SENTIR CIÚMES DE MADRUGADA
Eduardo Loureiro Jr.
 
 
Ruim não era ficar a noite toda acordada. Pior era agüentar os gemidos do marido. O safado gemia sempre que estava sonhando. Ela não sabia o que a irritava mais, se o movimento rápido dos olhos dele, querendo sair das caixinhas, ou se aquele gemido sem palavras. Se ele dissesse alguma coisa compreensível, algo que ela pudesse acompanhar como num filme ou numa novela, tudo bem. Mas não. Ele só gemia. Em ritmo e intensidade diferentes, mas sempre e apenas gemendo.

Um dia ela se cansou daquela história, e o cutucou.

- Ahn... hein... - ele tentou falar, sem ter acordado direito.

- Vamos, acorda! - ela gritou, insistindo.

- É você? - ele tentou articular alguma coisa.

- Claro que sou eu.
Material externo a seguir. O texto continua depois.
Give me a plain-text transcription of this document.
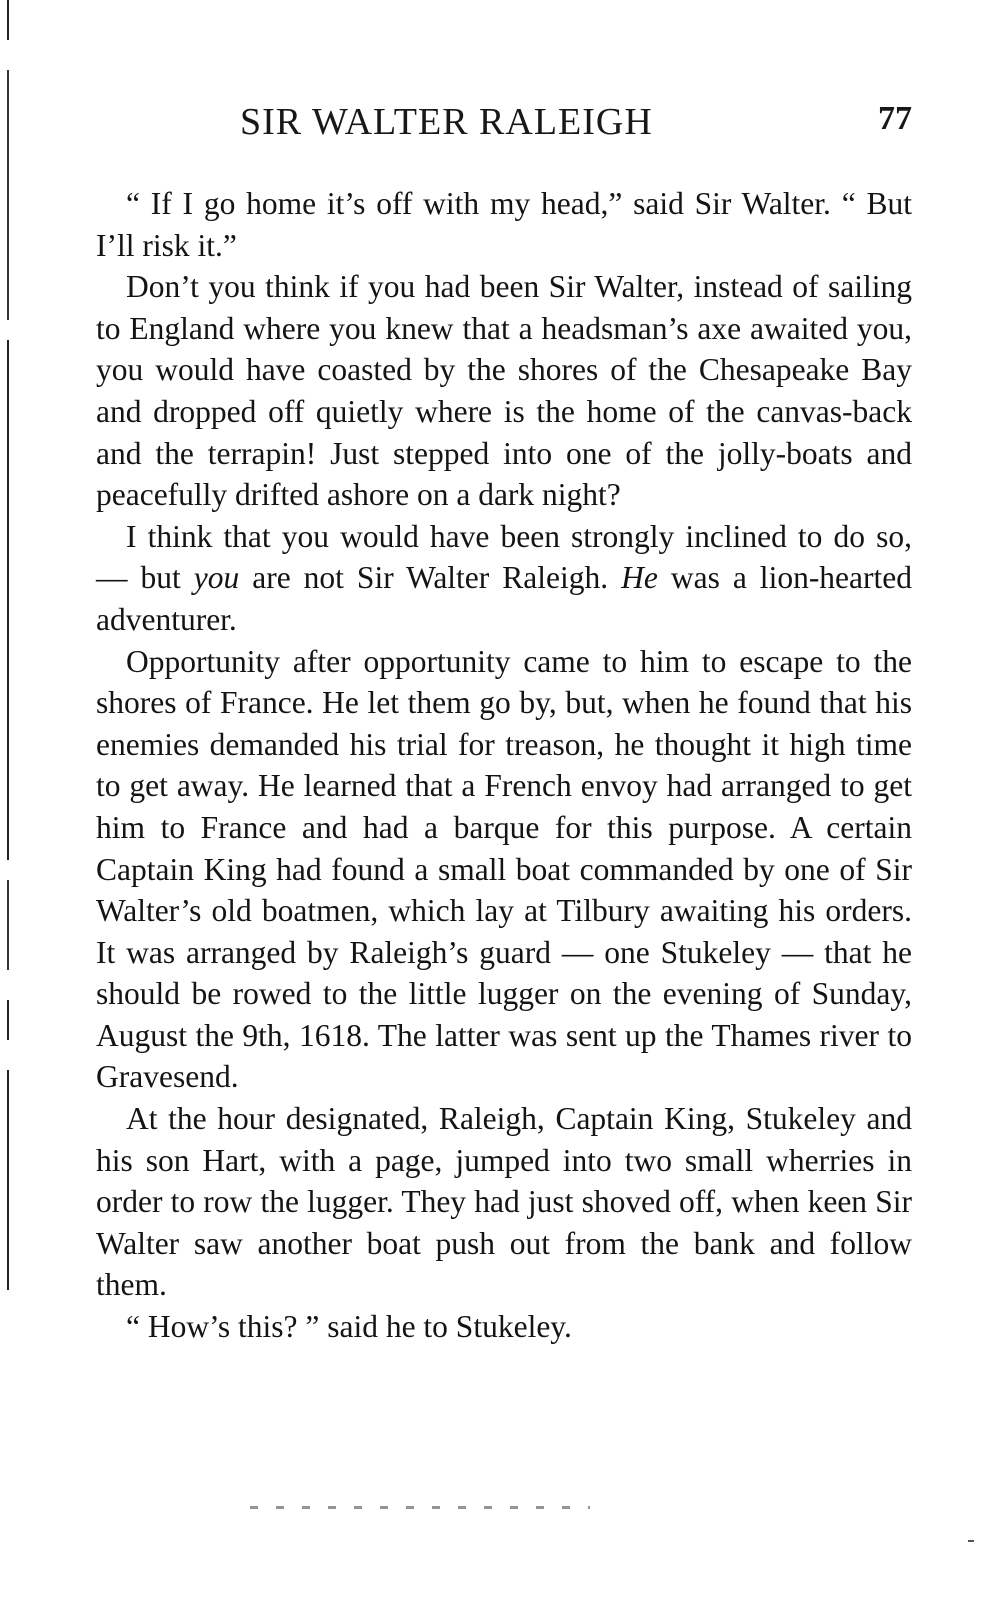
SIR WALTER RALEIGH	77

“ If I go home it’s off with my head,” said Sir Walter. “ But I’ll risk it.”

Don’t you think if you had been Sir Walter, instead of sailing to England where you knew that a headsman’s axe awaited you, you would have coasted by the shores of the Chesapeake Bay and dropped off quietly where is the home of the canvas-back and the terrapin! Just stepped into one of the jolly-boats and peacefully drifted ashore on a dark night?

I think that you would have been strongly inclined to do so, — but you are not Sir Walter Raleigh. He was a lion-hearted adventurer.

Opportunity after opportunity came to him to escape to the shores of France. He let them go by, but, when he found that his enemies demanded his trial for treason, he thought it high time to get away. He learned that a French envoy had arranged to get him to France and had a barque for this purpose. A certain Captain King had found a small boat commanded by one of Sir Walter’s old boatmen, which lay at Tilbury awaiting his orders. It was arranged by Raleigh’s guard — one Stukeley — that he should be rowed to the little lugger on the evening of Sunday, August the 9th, 1618. The latter was sent up the Thames river to Gravesend.

At the hour designated, Raleigh, Captain King, Stukeley and his son Hart, with a page, jumped into two small wherries in order to row the lugger. They had just shoved off, when keen Sir Walter saw another boat push out from the bank and follow them.

“ How’s this? ” said he to Stukeley.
Esperava que fosse quem, essa infeliz com quem você sonha sem parar de gemer?

Sim, ele realmente tinha sonhado com alguém, pois estava com o pau duro. Resolveu aproveitar, e acarinhou a patroa. Ela se afastou.

- Agora tá querendo me agradar, é?

- Vem cá, benzinho. Era com você que eu estava sonhando. Vem, vem... - ele suplicou.

Ela cedeu. Eles fizeram amor. Ela finalmente dormiu, livre da insônia por aquela noite.

Desde então, sempre que ele geme, ela o cutuca, ele a abraça, ela se faz de ofendida, ele faz uma declaração de amor, eles se amam, ela dorme.

Quando ele não geme, ela o cutuca mesmo assim, ele a abraça, eles fazem amor, ela dorme.

Quem não dorme mais é ele, com medo de que seus gemidos se transformem em palavras, e que ela saiba que ele sonha com outra. Sempre. Deliciosamente. Mas, agora, só no escritório. Ele pede à secretária para não ser incomodado, e dorme, e sonha, e geme, e ama uma mulher que ele nunca viu acordado.

Se geme de vez em quando para a esposa, é porque nem só de sonho vive o homem. E também porque, depois do amor, ela dorme e ele pode tirar um cochilo, e sonhar, e gemer, sem que ela tenha um acesso de ciúmes.